I am the parent of an 8 year old student from a Pine Grove stem school. A beautiful, smart, caring young girl who has become a victim of bullying. Experiencing different problems since Kindergarten. This past year has been extremely difficult for her. We have had meetings with the teachers, been told our daughter is “the most picked on child in class”, watched her confidence slowly falling with her grades and her friends, to the point she no longer wants to go to the school she is attending.
The last incident with her being called “fat” by a group of kids, had the teacher calling us, and finally we felt like something had to be said. When I approached the principal that morning to address my concerns, I was told she was told not to deal with me, and obviously my concerns for my daughter were not being taken care of, or even addressed. The principal even asked, "If she was having so many problems, why was she still there?"
My heart sank. I felt no hope, as the principal offered to sign the transfer papers to Jackson Elementary. I am a single mother, and have no choice but to have her finish off the school year there. She will attend Jackson this Fall. I am hoping to see more support from school, with more resources for my daughter to deal with the aggressors...build her confidence and succeed in school without feeling pushed out.
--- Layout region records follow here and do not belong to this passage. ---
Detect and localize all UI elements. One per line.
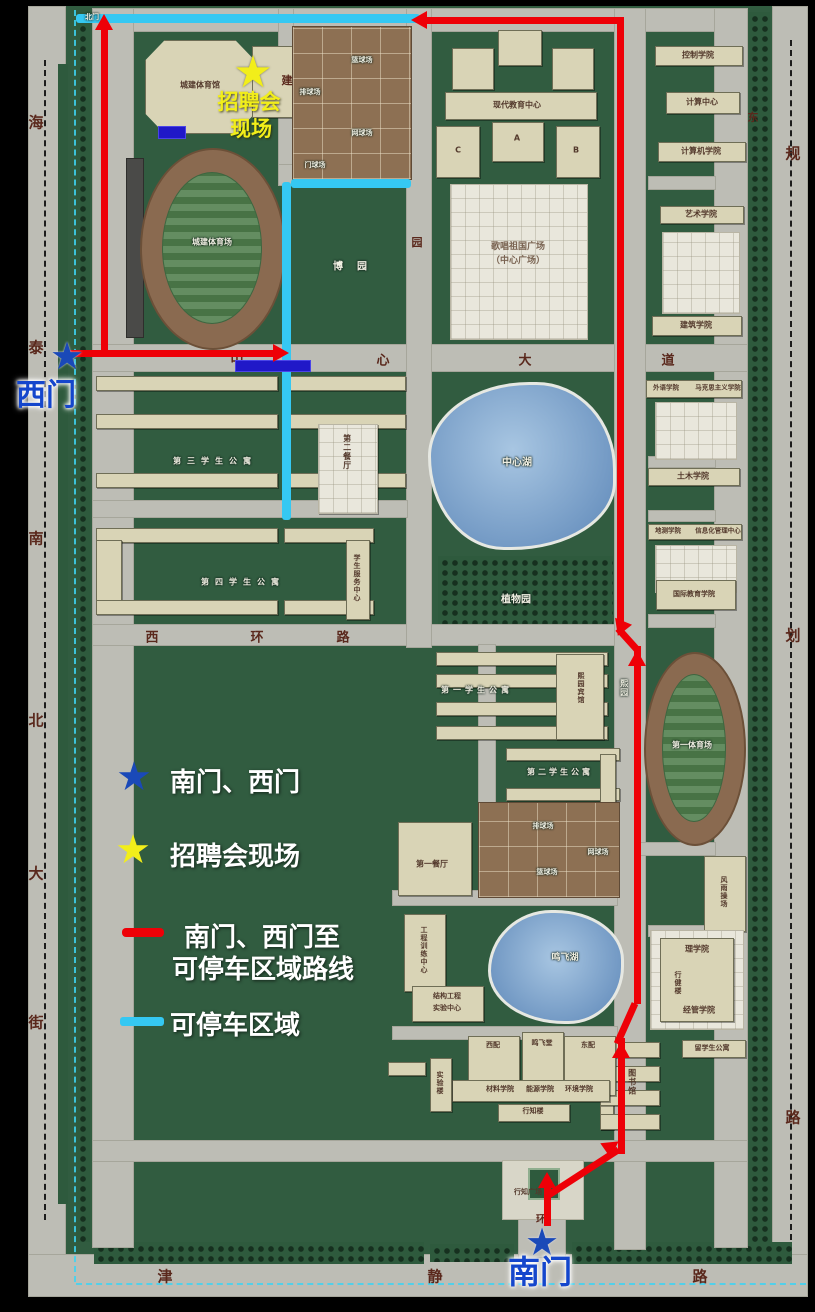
gym-label: 城建体育馆 — [180, 80, 220, 89]
stadium-field — [162, 172, 262, 324]
marxism-college-label: 马克思主义学院 — [695, 384, 741, 391]
east-annex-label: 东配 — [581, 1041, 595, 1049]
dorm3-bar-2 — [284, 376, 406, 391]
dorm3-bar-1 — [96, 376, 278, 391]
fair-site-label-2: 现场 — [230, 113, 272, 143]
fair-site-label-1: 招聘会 — [218, 86, 281, 116]
control-college-label: 控制学院 — [682, 50, 714, 59]
legend-fair-star-icon: ★ — [115, 830, 151, 870]
street-char: 海 — [28, 112, 43, 133]
modern-edu-east-wing — [552, 48, 594, 90]
street-char: 路 — [336, 627, 349, 646]
structure-lab-label-2: 实验中心 — [433, 1004, 461, 1012]
management-college-label: 经管学院 — [683, 1005, 715, 1014]
canteen2-label: 第二餐厅 — [342, 434, 351, 470]
parking-band-north — [76, 14, 420, 23]
art-college-label: 艺术学院 — [685, 209, 717, 218]
street-char: 园 — [412, 234, 423, 250]
xingzhi-building-label: 行知楼 — [523, 1107, 544, 1115]
mingfei-lake-label: 鸣飞湖 — [551, 953, 578, 963]
street-char: 北 — [28, 710, 43, 731]
west-tree-row — [76, 12, 90, 1242]
intl-edu-label: 国际教育学院 — [673, 590, 715, 598]
service-center-label: 学生服务中心 — [353, 554, 361, 602]
south-tree-row-2 — [430, 1244, 514, 1262]
dorm1-label: 第一学生公寓 — [441, 685, 513, 694]
materials-label: 材料学院 — [486, 1085, 514, 1093]
street-char: 划 — [785, 625, 800, 646]
route-west-gate-north — [101, 30, 108, 356]
west-avenue-median — [58, 64, 68, 1204]
info-center-label: 信息化管理中心 — [695, 527, 741, 534]
route-spine-north — [617, 20, 624, 630]
street-char: 心 — [376, 350, 389, 369]
art-courtyard — [662, 232, 740, 314]
basketball-label: 篮球场 — [352, 56, 373, 64]
xiyuan-hotel-label: 熙园宾馆 — [577, 672, 585, 704]
west-avenue-lane-line — [44, 60, 46, 1220]
south-gate-label: 南门 — [508, 1247, 572, 1293]
south-tree-row-1 — [94, 1242, 424, 1264]
modern-edu-west-wing — [452, 48, 494, 90]
dorm3-label: 第三学生公寓 — [173, 456, 257, 465]
central-lake-label: 中心湖 — [502, 457, 532, 469]
south-plaza-road — [92, 1140, 748, 1162]
legend-gates-label: 南门、西门 — [170, 762, 300, 799]
route-arrowhead-right — [273, 344, 289, 362]
block-b-label: B — [573, 145, 579, 154]
street-char: 街 — [28, 1012, 43, 1033]
street-char: 环 — [250, 627, 263, 646]
lab-annex-building — [388, 1062, 426, 1076]
dorm4-label: 第四学生公寓 — [201, 577, 285, 586]
gateball-label: 门球场 — [305, 161, 326, 169]
sports-courts-nw — [292, 26, 412, 180]
legend-route-swatch — [122, 928, 164, 937]
route-west-gate-east — [70, 350, 282, 357]
botanic-label: 植物园 — [501, 594, 531, 606]
plaza-label-1: 歌唱祖国广场 — [491, 242, 545, 252]
xingzhi-plaza-label: 行知广场 — [514, 1188, 542, 1196]
canteen1-label: 第一餐厅 — [416, 859, 448, 868]
foreign-courtyard — [655, 402, 737, 460]
west-annex-label: 西配 — [486, 1041, 500, 1049]
banner-sign-1 — [158, 126, 186, 139]
street-char: 津 — [157, 1266, 172, 1287]
block-a-label: A — [514, 133, 520, 142]
south-tree-row-3 — [572, 1242, 792, 1264]
east-tree-row — [748, 12, 770, 1248]
plaza-label-2: （中心广场） — [491, 256, 545, 266]
tennis2-label: 网球场 — [588, 848, 609, 856]
tennis-label: 网球场 — [352, 129, 373, 137]
street-char: 大 — [518, 350, 531, 369]
foreign-college-label: 外语学院 — [653, 384, 679, 391]
route-arrowhead-gate — [538, 1172, 556, 1188]
street-char: 西 — [145, 627, 158, 646]
basketball2-label: 篮球场 — [537, 868, 558, 876]
legend-parking-swatch — [120, 1017, 164, 1026]
computing-center-label: 计算中心 — [686, 97, 718, 106]
dorm3-bar-3 — [96, 414, 278, 429]
civil-college-label: 土木学院 — [677, 471, 709, 480]
inner-east-road — [714, 8, 748, 1248]
modern-edu-tower — [498, 30, 542, 66]
block-c-label: C — [455, 145, 461, 154]
north-gate-label: 北门 — [85, 13, 99, 21]
parking-band-boyuan-north — [291, 179, 411, 188]
library-bar-4 — [600, 1114, 660, 1130]
street-char: 规 — [785, 143, 800, 164]
environment-label: 环境学院 — [565, 1085, 593, 1093]
route-arrowhead-left — [411, 11, 427, 29]
xingjian-building-label: 行健楼 — [674, 971, 682, 995]
volleyball2-label: 排球场 — [533, 822, 554, 830]
legend-route-label-2: 可停车区域路线 — [172, 949, 354, 986]
mingfei-hall-label: 鸣飞堂 — [532, 1039, 553, 1047]
dorm4-bar-3 — [96, 600, 278, 615]
street-char: 大 — [28, 863, 43, 884]
energy-label: 能源学院 — [526, 1085, 554, 1093]
xiyuan-garden-label: 熙园 — [619, 679, 628, 697]
library-label: 图书馆 — [627, 1069, 636, 1096]
street-char: 南 — [28, 528, 43, 549]
intl-dorm-label: 留学生公寓 — [695, 1044, 730, 1052]
campus-fence-west — [74, 10, 76, 1282]
training-center-label: 工程训练中心 — [420, 926, 428, 974]
street-char: 静 — [427, 1266, 442, 1287]
street-char: 道 — [661, 350, 674, 369]
street-char: 路 — [785, 1107, 800, 1128]
dorm4-bar-1 — [96, 528, 278, 543]
science-college-label: 理学院 — [685, 944, 709, 953]
east-block-road-3 — [648, 510, 716, 522]
computer-college-label: 计算机学院 — [681, 146, 721, 155]
dorm3-bar-5 — [96, 473, 278, 488]
route-spine-mid — [634, 646, 641, 1004]
east-block-road-1 — [648, 176, 716, 190]
east-block-road-4 — [648, 614, 716, 628]
street-char: 泰 — [28, 337, 43, 358]
stadium1-label: 第一体育场 — [672, 740, 712, 749]
street-char: 路 — [692, 1266, 707, 1287]
street-char: 建 — [282, 72, 293, 88]
playground-label: 风雨操场 — [720, 876, 728, 908]
legend-gate-star-icon: ★ — [116, 757, 152, 797]
campus-map: 城建体育馆 城建体育场 篮球场 排球场 网球场 门球场 现代教育中心 A C B… — [0, 0, 815, 1312]
volleyball-label: 排球场 — [300, 88, 321, 96]
street-char: 东 — [748, 109, 759, 125]
legend-parking-label: 可停车区域 — [170, 1005, 300, 1042]
dorm2-label: 第二学生公寓 — [527, 767, 593, 776]
legend-fair-label: 招聘会现场 — [170, 836, 300, 873]
mingfei-lake — [488, 910, 624, 1024]
route-arrowhead-mid — [628, 650, 646, 666]
west-ring-road — [92, 624, 622, 646]
botanic-garden — [438, 556, 613, 624]
stadium-label: 城建体育场 — [192, 237, 232, 246]
lab-building-label: 实验楼 — [436, 1071, 444, 1095]
architecture-college-label: 建筑学院 — [680, 320, 712, 329]
route-top-westbound — [424, 17, 624, 24]
modern-edu-label: 现代教育中心 — [493, 100, 541, 109]
structure-lab-label-1: 结构工程 — [433, 992, 461, 1000]
boyuan-label: 博园 — [333, 261, 381, 273]
west-gate-label: 西门 — [16, 370, 76, 414]
geomatics-label: 地测学院 — [655, 527, 681, 534]
route-arrowhead-south-spine — [612, 1042, 630, 1058]
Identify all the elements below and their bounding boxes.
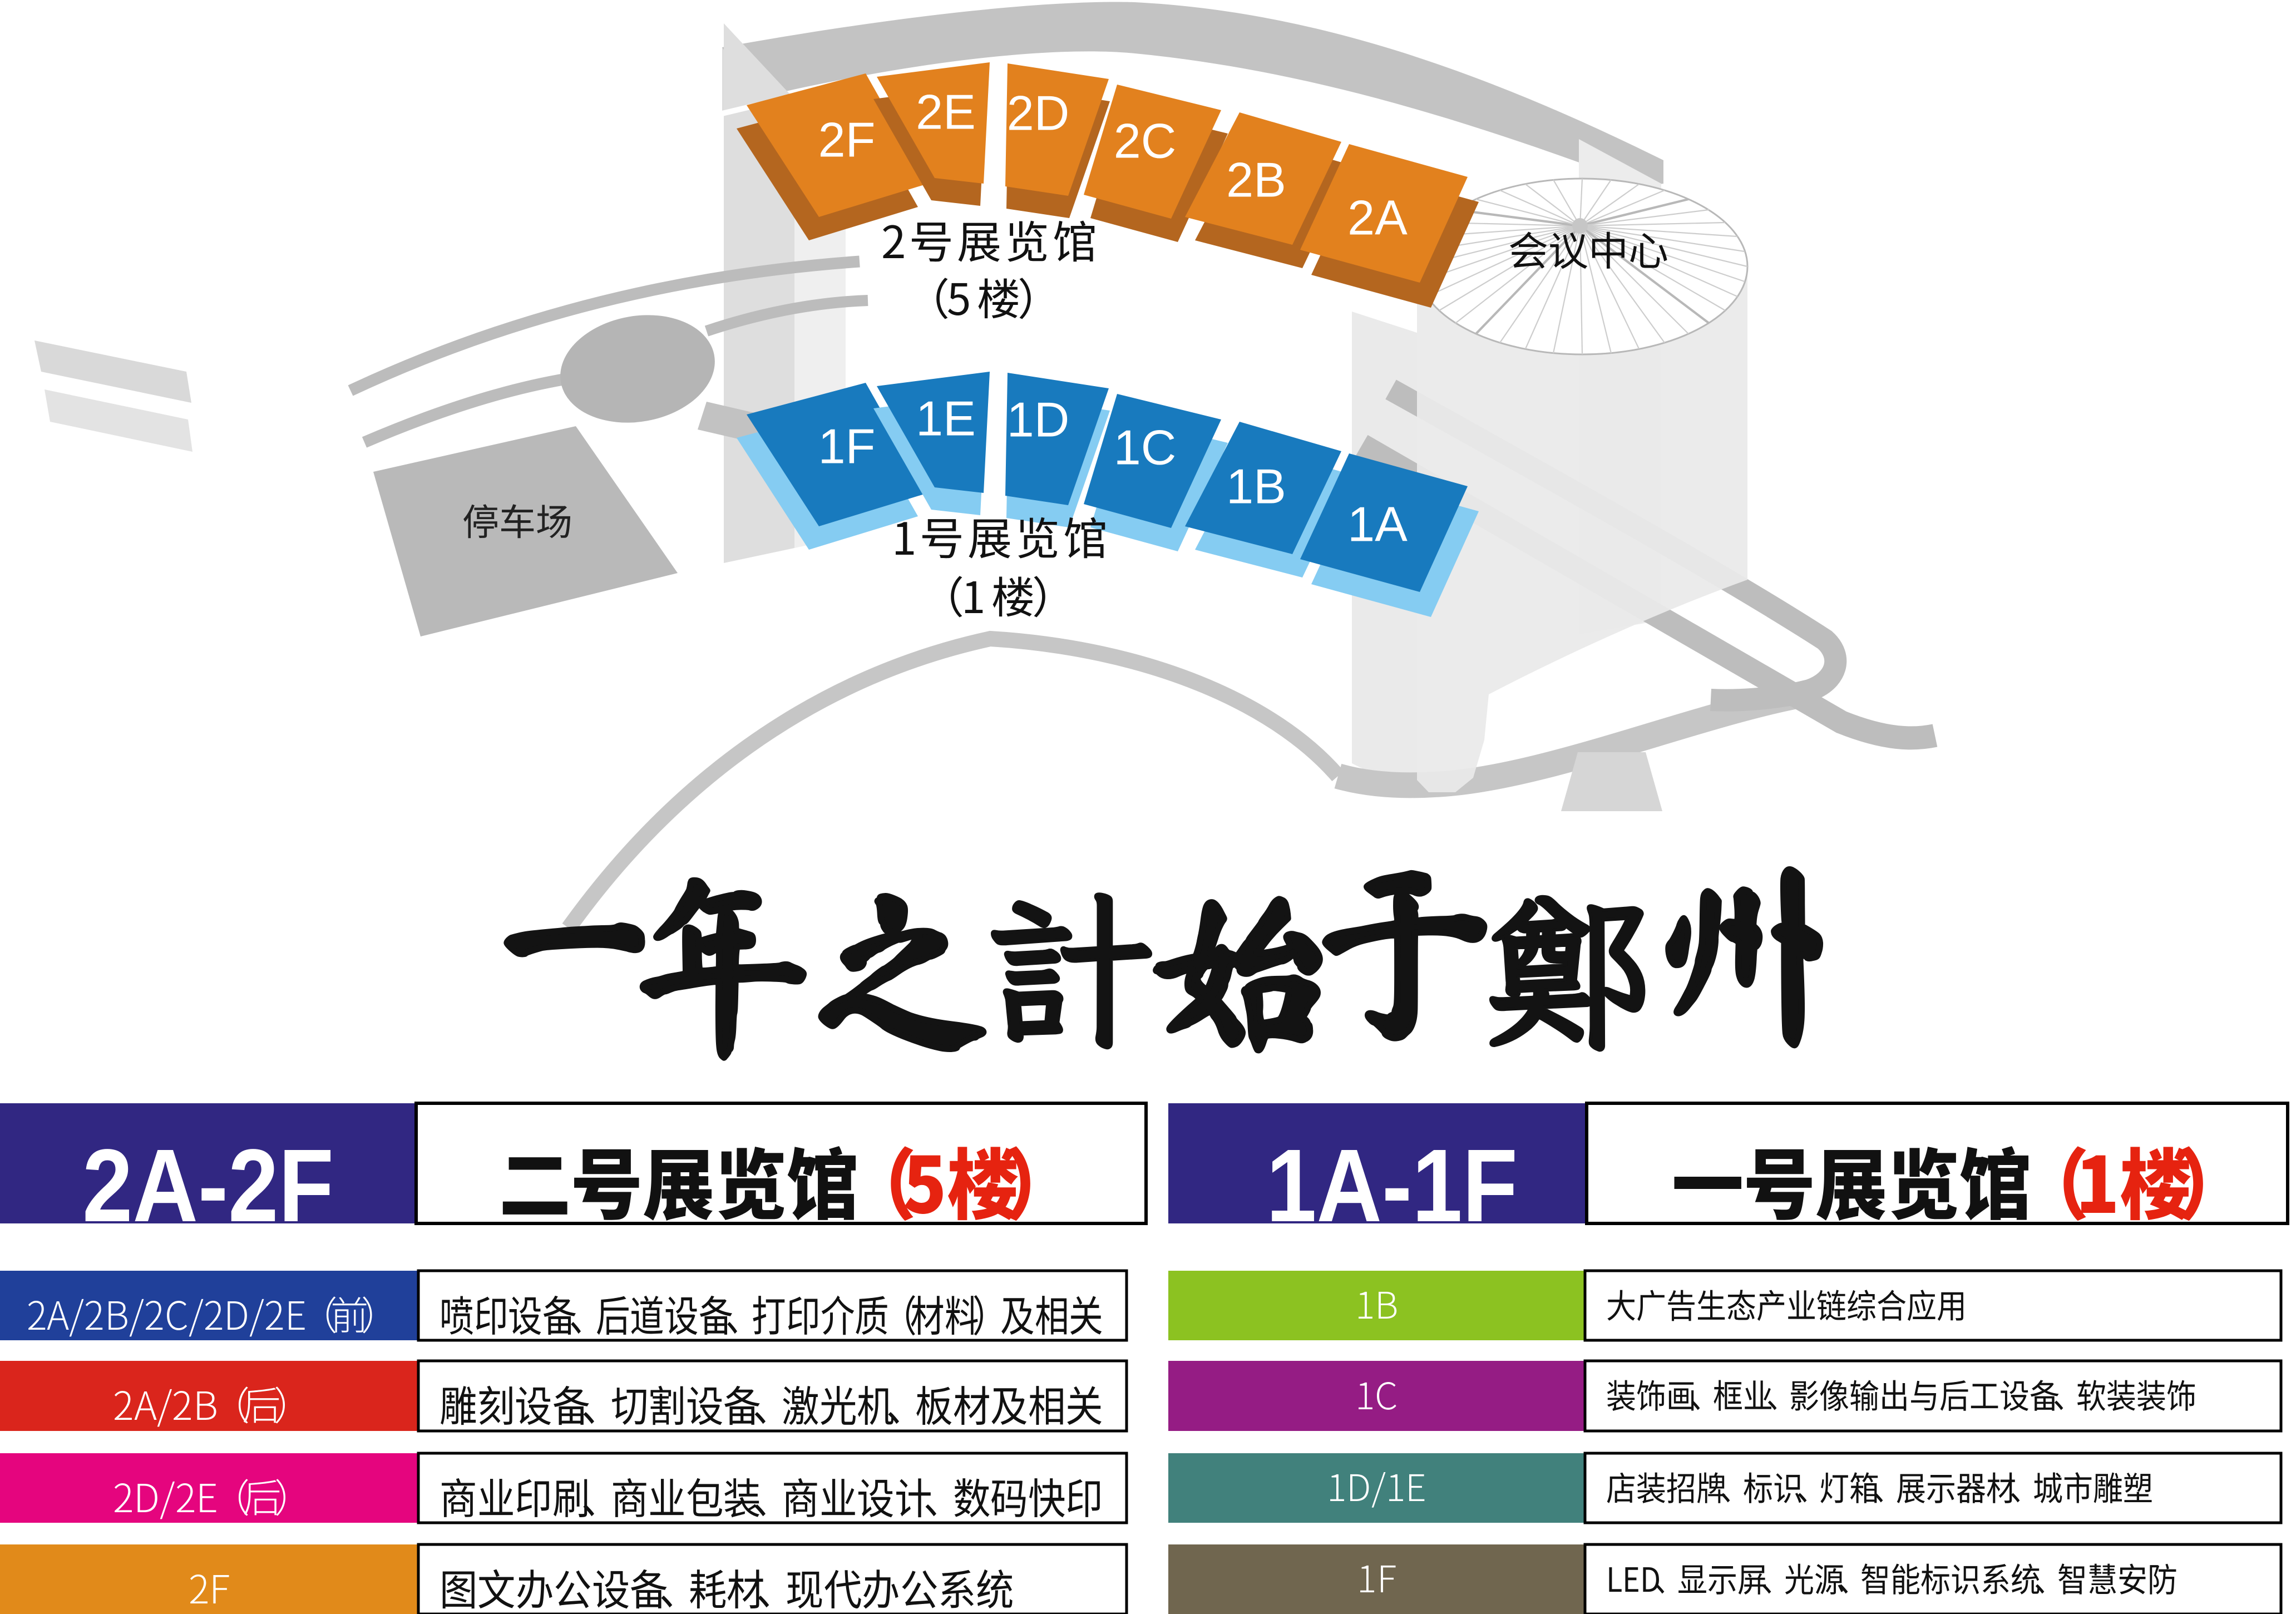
svg-text:2C: 2C <box>1114 113 1177 169</box>
svg-text:2F: 2F <box>818 112 876 167</box>
svg-text:2D: 2D <box>1007 86 1070 141</box>
svg-text:2E: 2E <box>916 85 976 140</box>
svg-text:2A-2F: 2A-2F <box>82 1128 334 1243</box>
svg-text:1F: 1F <box>818 419 876 474</box>
svg-text:1C: 1C <box>1114 420 1177 475</box>
svg-text:1D: 1D <box>1007 392 1070 447</box>
svg-text:1A: 1A <box>1347 497 1408 552</box>
svg-text:1A-1F: 1A-1F <box>1266 1128 1518 1243</box>
svg-text:1B: 1B <box>1226 459 1286 514</box>
svg-text:1E: 1E <box>916 391 976 446</box>
svg-text:2B: 2B <box>1226 152 1286 208</box>
svg-text:2A: 2A <box>1347 190 1408 245</box>
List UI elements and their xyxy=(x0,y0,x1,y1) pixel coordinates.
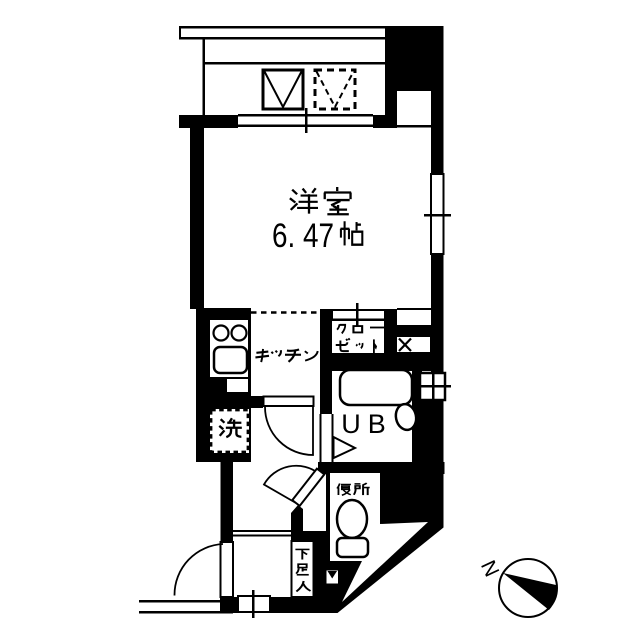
svg-text:UB: UB xyxy=(341,409,393,439)
svg-text:6. 47: 6. 47 xyxy=(272,216,334,254)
If you ask my daughter, that's exactly how she feels...with no support from her school, and the responsibility left on her to try and counteract the issues she is dealing with every day, without anyone stopping it.
As a mother of a young daughter, it concerns me to see this exclusion start at such a young age. I expect more from our school system to make sure our children feel mentally and physically safe and secure while our children are in their care, and I hope to see a change...the schools modelling the kindness expected of the students, and the students needs as a priority. Not the convenience of exclusion, which has pushed her away from her school.
"Sticks and stones may break my bones, but words will never hurt me." Words do hurt, and it all starts somewhere. Teach your children kindness, inclusion, tolerance and to support each other.